Because COVID-19 is a novel virus, all of its secrets weren’t immediately revealed, and it is up to dental professionals to listen to newly disseminated guidance from official sources.
“There has been some confusion, often from nonscientists, with the public and even with dental patients and dental professionals,” Dorst says. “They want immediate answers, and science takes time. It takes time to do research, and, normally, research would take years on a new, emerging virus.”
“CDC, OSHA, FDA, EPA, and the ADA—those official sources provide the most reliable, up-to-date information,” Dorst continues. “I am so thankful for OSAP. I wouldn’t have the information that I have to provide the webinars and the Zoom meetings and share with dental professionals without OSAP providing the resources that they do. OSAP has really been the facilitator for the dental profession on coordinating this fire hose of information that has come out. I do have gratitude and a big ‘thank you’ to OSAP.”
Technology and PPE
Mechanical controls and PPE have taken center stage in the industry’s effort to mitigate COVID-19’s spread.
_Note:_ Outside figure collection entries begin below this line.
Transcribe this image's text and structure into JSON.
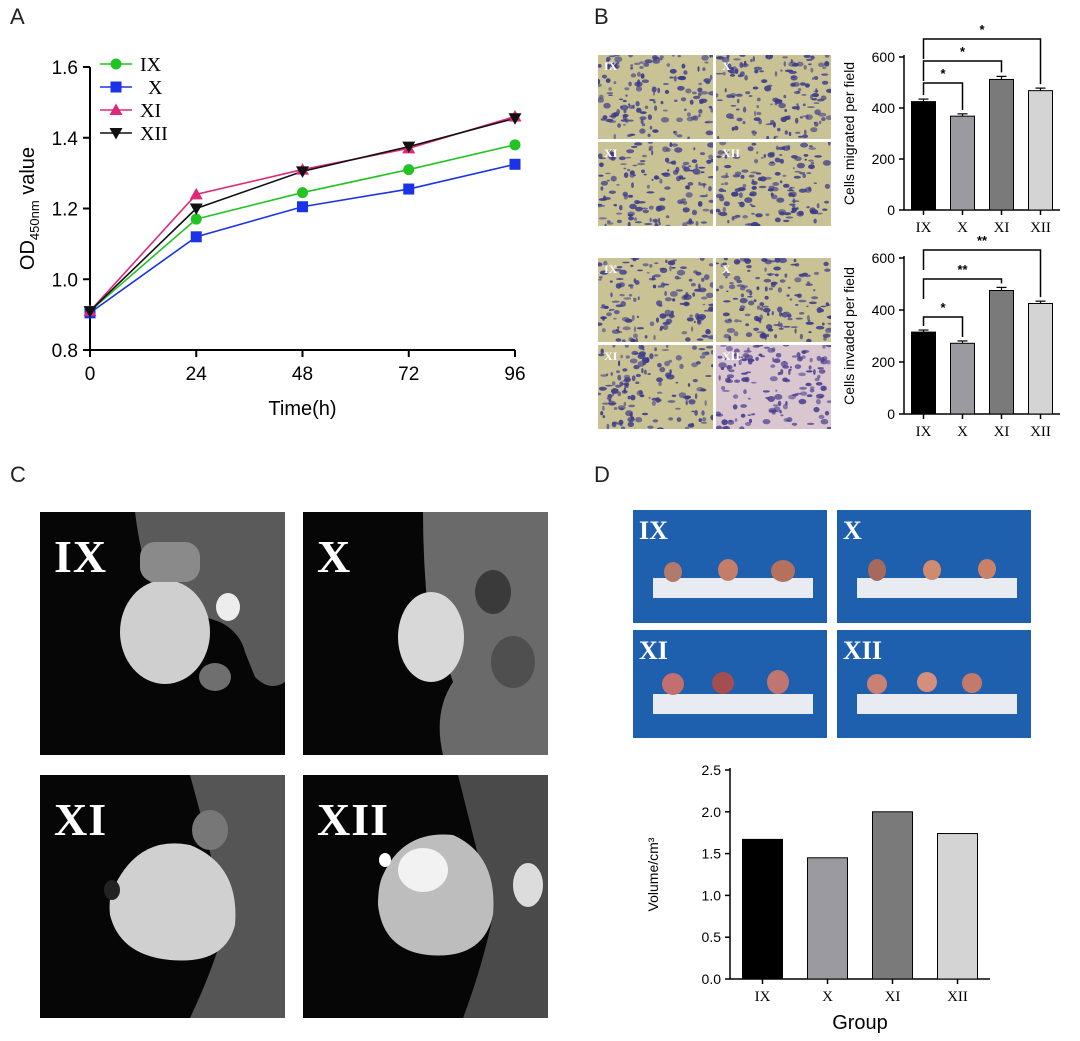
{
  "panels": {
    "a": "A",
    "b": "B",
    "c": "C",
    "d": "D"
  },
  "chart_data": [
    {
      "id": "growth",
      "type": "line",
      "x": [
        0,
        24,
        48,
        72,
        96
      ],
      "series": [
        {
          "name": "IX",
          "values": [
            0.91,
            1.17,
            1.245,
            1.31,
            1.38
          ],
          "color": "#22c322",
          "marker": "circle"
        },
        {
          "name": "X",
          "values": [
            0.905,
            1.12,
            1.205,
            1.255,
            1.325
          ],
          "color": "#1a33e6",
          "marker": "square"
        },
        {
          "name": "XI",
          "values": [
            0.91,
            1.24,
            1.31,
            1.37,
            1.46
          ],
          "color": "#e0287a",
          "marker": "triangle-up"
        },
        {
          "name": "XII",
          "values": [
            0.91,
            1.2,
            1.305,
            1.375,
            1.455
          ],
          "color": "#111111",
          "marker": "triangle-down"
        }
      ],
      "xlabel": "Time(h)",
      "ylabel_main": "OD",
      "ylabel_sub": "450nm",
      "ylabel_tail": " value",
      "xticks": [
        "0",
        "24",
        "48",
        "72",
        "96"
      ],
      "yticks": [
        "0.8",
        "1.0",
        "1.2",
        "1.4",
        "1.6"
      ],
      "ylim": [
        0.8,
        1.6
      ],
      "xlim": [
        0,
        96
      ],
      "legend": "top-left"
    },
    {
      "id": "migration",
      "type": "bar",
      "categories": [
        "IX",
        "X",
        "XI",
        "XII"
      ],
      "values": [
        425,
        368,
        512,
        468
      ],
      "errors": [
        10,
        9,
        12,
        10
      ],
      "colors": [
        "#000000",
        "#9a9aa0",
        "#7a7a7a",
        "#d4d4d4"
      ],
      "ylabel": "Cells migrated per field",
      "yticks": [
        "0",
        "200",
        "400",
        "600"
      ],
      "ylim": [
        0,
        600
      ],
      "significance": [
        {
          "from": "IX",
          "to": "X",
          "label": "*"
        },
        {
          "from": "IX",
          "to": "XI",
          "label": "*"
        },
        {
          "from": "IX",
          "to": "XII",
          "label": "*"
        }
      ]
    },
    {
      "id": "invasion",
      "type": "bar",
      "categories": [
        "IX",
        "X",
        "XI",
        "XII"
      ],
      "values": [
        315,
        272,
        475,
        425
      ],
      "errors": [
        8,
        9,
        12,
        9
      ],
      "colors": [
        "#000000",
        "#9a9aa0",
        "#7a7a7a",
        "#d4d4d4"
      ],
      "ylabel": "Cells invaded per field",
      "yticks": [
        "0",
        "200",
        "400",
        "600"
      ],
      "ylim": [
        0,
        600
      ],
      "significance": [
        {
          "from": "IX",
          "to": "X",
          "label": "*"
        },
        {
          "from": "IX",
          "to": "XI",
          "label": "**"
        },
        {
          "from": "IX",
          "to": "XII",
          "label": "**"
        }
      ]
    },
    {
      "id": "volume",
      "type": "bar",
      "categories": [
        "IX",
        "X",
        "XI",
        "XII"
      ],
      "values": [
        1.67,
        1.45,
        2.0,
        1.74
      ],
      "colors": [
        "#000000",
        "#9a9aa0",
        "#7a7a7a",
        "#d4d4d4"
      ],
      "xlabel": "Group",
      "ylabel": "Volume/cm³",
      "yticks": [
        "0.0",
        "0.5",
        "1.0",
        "1.5",
        "2.0",
        "2.5"
      ],
      "ylim": [
        0,
        2.5
      ]
    }
  ],
  "images": {
    "migration": [
      "IX",
      "X",
      "XI",
      "XII"
    ],
    "invasion": [
      "IX",
      "X",
      "XI",
      "XII"
    ],
    "mri": [
      "IX",
      "X",
      "XI",
      "XII"
    ],
    "tumors": [
      "IX",
      "X",
      "XI",
      "XII"
    ]
  }
}
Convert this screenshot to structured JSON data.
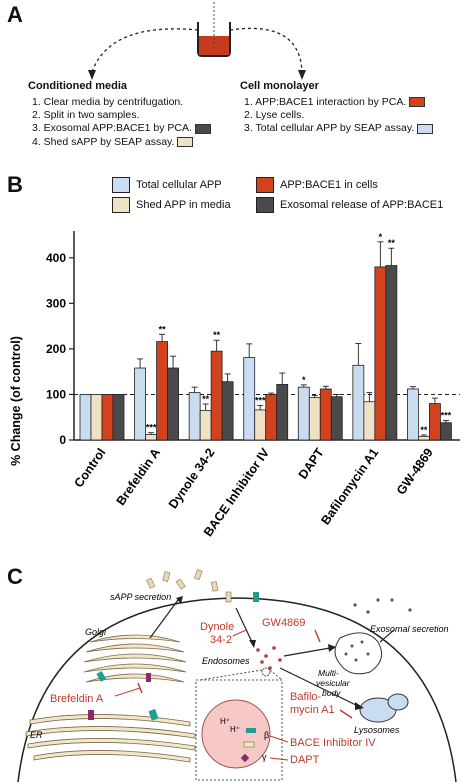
{
  "panels": {
    "a": "A",
    "b": "B",
    "c": "C"
  },
  "panel_a": {
    "conditioned_media": {
      "title": "Conditioned media",
      "steps": [
        "1.  Clear media by centrifugation.",
        "2.  Split in two samples.",
        "3.  Exosomal APP:BACE1 by PCA.",
        "4.  Shed sAPP by SEAP assay."
      ]
    },
    "cell_monolayer": {
      "title": "Cell monolayer",
      "steps": [
        "1.  APP:BACE1 interaction by PCA.",
        "2.  Lyse cells.",
        "3.  Total cellular APP by SEAP assay."
      ]
    }
  },
  "legend": {
    "total_cellular_app": "Total cellular APP",
    "app_bace1_cells": "APP:BACE1 in cells",
    "shed_app": "Shed APP in media",
    "exosomal": "Exosomal release of APP:BACE1"
  },
  "colors": {
    "total_cellular_app": "#c9dcf0",
    "shed_app": "#efe2c4",
    "app_bace1_cells": "#d2421f",
    "exosomal": "#4a4a4a",
    "annotation_red": "#c0392b",
    "cell_fill": "#f6c9c6"
  },
  "chart_data": {
    "type": "bar",
    "ylabel": "% Change (of control)",
    "ylim": [
      0,
      450
    ],
    "yticks": [
      0,
      100,
      200,
      300,
      400
    ],
    "reference_line": 100,
    "categories": [
      "Control",
      "Brefeldin A",
      "Dynole 34-2",
      "BACE Inhibitor IV",
      "DAPT",
      "Bafilomycin A1",
      "GW-4869"
    ],
    "series": [
      {
        "name": "Total cellular APP",
        "key": "total_cellular_app",
        "values": [
          100,
          158,
          104,
          181,
          116,
          164,
          112
        ],
        "errors": [
          0,
          20,
          12,
          30,
          5,
          48,
          5
        ],
        "sig": [
          "",
          "",
          "",
          "",
          "*",
          "",
          ""
        ]
      },
      {
        "name": "Shed APP in media",
        "key": "shed_app",
        "values": [
          100,
          12,
          65,
          66,
          93,
          84,
          8
        ],
        "errors": [
          0,
          4,
          14,
          10,
          5,
          20,
          3
        ],
        "sig": [
          "",
          "***",
          "**",
          "***",
          "",
          "",
          "**"
        ]
      },
      {
        "name": "APP:BACE1 in cells",
        "key": "app_bace1_cells",
        "values": [
          100,
          216,
          195,
          100,
          112,
          380,
          80
        ],
        "errors": [
          0,
          16,
          24,
          3,
          6,
          55,
          12
        ],
        "sig": [
          "",
          "**",
          "**",
          "",
          "",
          "*",
          ""
        ]
      },
      {
        "name": "Exosomal release of APP:BACE1",
        "key": "exosomal",
        "values": [
          100,
          158,
          128,
          122,
          95,
          383,
          38
        ],
        "errors": [
          0,
          26,
          17,
          25,
          5,
          38,
          5
        ],
        "sig": [
          "",
          "",
          "",
          "",
          "",
          "**",
          "***"
        ]
      }
    ]
  },
  "panel_c": {
    "sapp_secretion": "sAPP secretion",
    "dynole_1": "Dynole",
    "dynole_2": "34-2",
    "gw4869": "GW4869",
    "exosomal_secretion": "Exosomal secretion",
    "golgi": "Golgi",
    "endosomes": "Endosomes",
    "mvb_1": "Multi-",
    "mvb_2": "vesicular",
    "mvb_3": "body",
    "brefeldin": "Brefeldin A",
    "bafilo_1": "Bafilo-",
    "bafilo_2": "mycin A1",
    "lysosomes": "Lysosomes",
    "er": "ER",
    "bace_inhibitor": "BACE Inhibitor IV",
    "dapt": "DAPT",
    "h1": "H⁺",
    "h2": "H⁺",
    "beta": "β",
    "gamma": "γ"
  }
}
There are new rules and regulations but manufacturers have also stepped up to improve technology and PPE.
“This has brought about a lot of people that have new technologies, new PPE,” Kane says. “There are a lot of people out there that have really tried to make things better for everyone—like face shields. There are so many different people trying to design face shields that are more usable with loupes and trying to have them not fog up. There’s a lot of really cool N95, too. I just found one from ReadiMask that sticks to your face but doesn’t have straps. There are all these things that are coming out now that, at the end of this, will be assets to practice.”
It just underscores how important these measures have always been, just not as pandemic management is concerned.
“A lot of the ways that people are doing things now and what they’re getting used to are great to continue,” Kane says. “This is not just something to do in an emergency or a pandemic. This is something that should be continued. And I think that now that people are focusing on dental and people are more careful with their PPE, they’re changing it more often or really being aware of and being careful when they change it. I think that that’s good.”
PPE is, of course, one way to mitigate infection control dangers. Another way is through engineering controls, like air management systems.
“Air management in the dental setting has become a significant priority,” Moore says. “And I’m really glad to see that. It can look like a lot of different things. It can be physical barriers, like sneeze guards. And then we’ve been looking at high-efficiency air filters. So, filtration has become a really big component of what practices are doing to improve air quality within the office. In some cases, we’re looking at negative pressure rooms being installed, which would typically be medical only, but if there’s a creation of significant aerosol-generating procedures, that might be something we should consider, and then increasing ventilation rates in the general environment. We’re breathing a little easier because this has now become a focus.”
No matter what form Thanksgiving takes this year, and no matter how disappointing 2020 has been,there are still things for which the dental profession can be grateful.